Bu nedenle, bazı teori ve tedavilerin etkili olduğunu gösteren bilimsel titizliğin bulunmaması nedeniyle sahte bilimin bazı durumlarda psikanaliz denir. Bilişsel psikoloji, evrimsel psikoloji, nörolobiyoloji ve psikiyatri, ampirik gösterime sahip olmayan eski teori ve hipotezlere dayandığı için psikanalizi eleştirmiştir..
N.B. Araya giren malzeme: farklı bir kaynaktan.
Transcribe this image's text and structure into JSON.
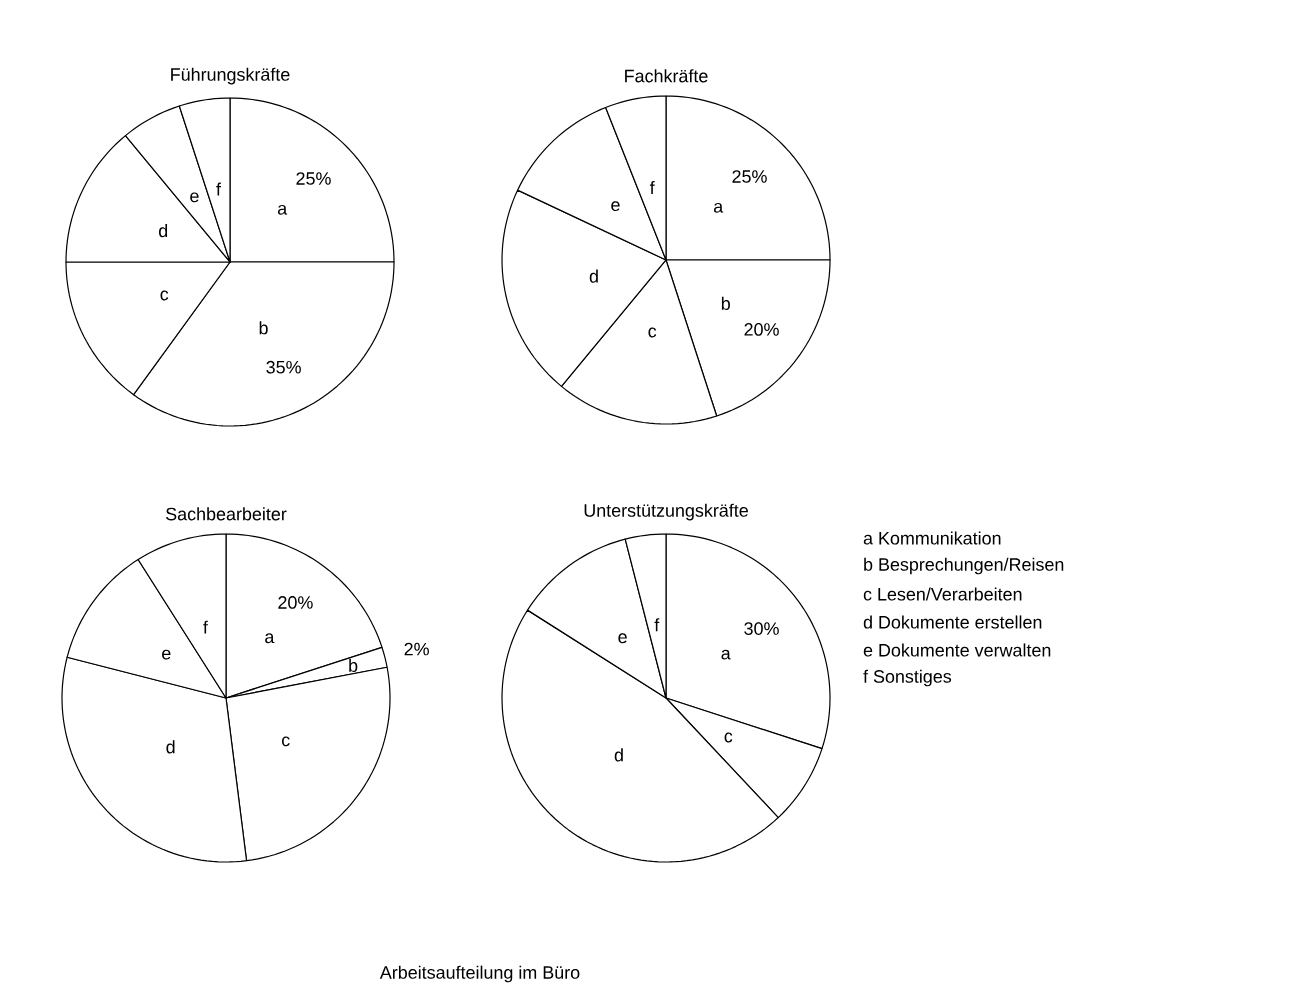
{
  "chart_data": [
    {
      "type": "pie",
      "title": "Führungskräfte",
      "categories": [
        "a",
        "b",
        "c",
        "d",
        "e",
        "f"
      ],
      "values": [
        25,
        35,
        15,
        14,
        6,
        5
      ],
      "value_labels": [
        "25%",
        "35%",
        null,
        null,
        null,
        null
      ],
      "colors": [
        "#ffffff",
        "#ffffff",
        "#ffffff",
        "#ffffff",
        "#ffffff",
        "#ffffff"
      ]
    },
    {
      "type": "pie",
      "title": "Fachkräfte",
      "categories": [
        "a",
        "b",
        "c",
        "d",
        "e",
        "f"
      ],
      "values": [
        25,
        20,
        16,
        21,
        12,
        6
      ],
      "value_labels": [
        "25%",
        "20%",
        null,
        null,
        null,
        null
      ],
      "colors": [
        "#ffffff",
        "#ffffff",
        "#ffffff",
        "#ffffff",
        "#ffffff",
        "#ffffff"
      ]
    },
    {
      "type": "pie",
      "title": "Sachbearbeiter",
      "categories": [
        "a",
        "b",
        "c",
        "d",
        "e",
        "f"
      ],
      "values": [
        20,
        2,
        26,
        31,
        12,
        9
      ],
      "value_labels": [
        "20%",
        "2%",
        null,
        null,
        null,
        null
      ],
      "colors": [
        "#ffffff",
        "#ffffff",
        "#ffffff",
        "#ffffff",
        "#ffffff",
        "#ffffff"
      ]
    },
    {
      "type": "pie",
      "title": "Unterstützungskräfte",
      "categories": [
        "a",
        "c",
        "d",
        "e",
        "f"
      ],
      "values": [
        30,
        8,
        46,
        12,
        4
      ],
      "value_labels": [
        "30%",
        null,
        null,
        null,
        null
      ],
      "colors": [
        "#ffffff",
        "#ffffff",
        "#ffffff",
        "#ffffff",
        "#ffffff"
      ]
    },
    {
      "type": "other",
      "annotations": [
        "a Kommunikation",
        "b Besprechungen/Reisen",
        "c Lesen/Verarbeiten",
        "d Dokumente erstellen",
        "e Dokumente verwalten",
        "f Sonstiges",
        "Arbeitsaufteilung im Büro"
      ]
    }
  ]
}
Son yirmi yılda, psikanalitik psikoterapi ve etkinliği ile ilgili soruşturmaların sayısında bir artış oldu. Şu anda, bu terapi hakkındaki ampirik kanıtların güçlü ve güvenilir olduğu güvenle ifade edilebilir. Psikanalitik psikoterapinin çok çeşitli akıl sağlığı koşullarının ve bozukluklarının tedavisinde etkili olduğu gösterilmiştir..
Çalışmalar ve incelemeler tarafından sağlanan kanıtlar, psikanalitik tedavinin faydalarının geçici olmadığını göstermektedir: zaman içinde ve hatta semptomların remisyonundan sonra bile devam ederler..
Birçok insan için bu tedaviler, daha zengin, özgür ve tatmin edici bir yaşam sürmelerini sağlayan iç kaynakların ve yeteneklerin gelişimini teşvik eder. 2009 yılında, Amerikan Psikologlar Birliği (APA), güçlü ampirik kanıtlar nedeniyle psikanalize dayalı tedavilerin etkinliğini kabul etti..
Terapinin etkinliğinin, terapistin kalitesi ile kullandığı teknikten veya aldığı eğitimden daha fazla olduğu ileri sürülmüştür..
referanslar
- Lemma, A. (2003). Psikanalitik psikoterapi uygulamalarına giriş. Chichester: John Wiley ve Oğulları.